Before the 2020 reform, the raion consisted of four hromadas:
- Beryslav urban hromada with the administration in Beryslav;
- Mylove rural hromada with the administration in Mylove;
- Novoraisk rural hromada with the administration in Novoraisk;
- Tiahynka rural hromada with the administration in Tiahynka.

Beryslav Raion was divided in a way that followed the general administrative scheme in Ukraine. Local government was also organized along a similar scheme nationwide. Consequently, raions were subdivided into councils, which were the prime level of administrative division in the country.

Each of the raion's urban localities administered their own councils, often containing a few other villages within its jurisdiction. However, only a handful of rural localities were organized into councils, which also might contain a few villages within its jurisdiction.
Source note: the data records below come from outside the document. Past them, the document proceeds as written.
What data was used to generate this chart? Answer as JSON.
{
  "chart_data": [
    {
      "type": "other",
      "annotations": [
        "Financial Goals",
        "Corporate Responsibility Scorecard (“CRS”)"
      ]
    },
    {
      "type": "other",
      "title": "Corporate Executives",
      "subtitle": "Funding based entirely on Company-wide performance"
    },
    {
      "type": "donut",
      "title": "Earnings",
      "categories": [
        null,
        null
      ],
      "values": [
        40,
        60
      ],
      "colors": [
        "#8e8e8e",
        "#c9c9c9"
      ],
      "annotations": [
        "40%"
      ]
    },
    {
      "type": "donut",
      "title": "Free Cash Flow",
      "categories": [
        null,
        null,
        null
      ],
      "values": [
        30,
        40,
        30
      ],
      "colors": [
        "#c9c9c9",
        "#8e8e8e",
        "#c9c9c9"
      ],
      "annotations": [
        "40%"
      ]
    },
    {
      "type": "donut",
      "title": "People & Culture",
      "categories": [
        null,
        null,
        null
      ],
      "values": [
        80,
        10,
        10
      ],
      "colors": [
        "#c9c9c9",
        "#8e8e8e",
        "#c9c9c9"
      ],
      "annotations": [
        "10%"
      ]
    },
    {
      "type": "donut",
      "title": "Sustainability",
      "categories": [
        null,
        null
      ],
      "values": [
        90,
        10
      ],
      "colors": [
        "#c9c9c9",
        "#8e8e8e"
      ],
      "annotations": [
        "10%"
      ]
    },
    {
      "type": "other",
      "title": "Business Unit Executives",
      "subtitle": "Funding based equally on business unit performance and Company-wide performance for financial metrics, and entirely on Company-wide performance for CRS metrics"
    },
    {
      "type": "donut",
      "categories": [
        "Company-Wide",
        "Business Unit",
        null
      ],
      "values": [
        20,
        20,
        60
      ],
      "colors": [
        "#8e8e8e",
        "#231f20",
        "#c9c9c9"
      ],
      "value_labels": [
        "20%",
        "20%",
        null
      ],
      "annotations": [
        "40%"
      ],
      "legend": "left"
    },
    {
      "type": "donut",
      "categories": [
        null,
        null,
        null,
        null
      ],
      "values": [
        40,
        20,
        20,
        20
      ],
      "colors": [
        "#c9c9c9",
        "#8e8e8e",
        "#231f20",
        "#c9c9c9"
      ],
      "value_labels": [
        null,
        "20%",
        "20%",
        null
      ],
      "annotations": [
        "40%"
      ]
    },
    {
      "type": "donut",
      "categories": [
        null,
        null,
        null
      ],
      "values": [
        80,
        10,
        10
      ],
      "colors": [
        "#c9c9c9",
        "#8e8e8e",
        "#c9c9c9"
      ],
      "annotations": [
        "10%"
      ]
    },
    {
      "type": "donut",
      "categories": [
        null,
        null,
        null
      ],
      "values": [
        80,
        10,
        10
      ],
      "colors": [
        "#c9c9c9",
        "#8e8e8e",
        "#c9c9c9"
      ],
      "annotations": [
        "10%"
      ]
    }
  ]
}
Accordingly, Beryslav Raion was divided into:
- 1 city council—made up of the city of Beryslav (administrative center)
- 1 settlement council—made up of the urban-type settlement of Kozatske
- 29 village councils

Overall, the raion had a total of 43 populated localities, consisting of one city, one urban-type settlement, 34 villages, and seven rural settlements.

==Geography==
Beryslav Raion is located in the central part of Kherson Oblast on the right-bank of the Dnieper River and the Kakhovka Reservoir. Geographically, it lies in the lowland immediately before the Black Sea.

==History==
Beryslav Raion was first established on March 7, 1923 as part of a full-scale administrative reorganization of the Ukrainian Soviet Socialist Republic. During the 2022 Russian invasion of Ukraine, almost the whole of Beryslav Raion was initially occupied by Russian forces, apart from a few villages in the north of the raion. However, by late October 2022 the majority of the rural districts had been re-taken by Ukrainian forces, although the city of Beryslav remained in Russian hands as of 29 October. The rest of the raion was retaken on 10 November 2022, when the Russian troops withdrew from the right bank of the Dnieper.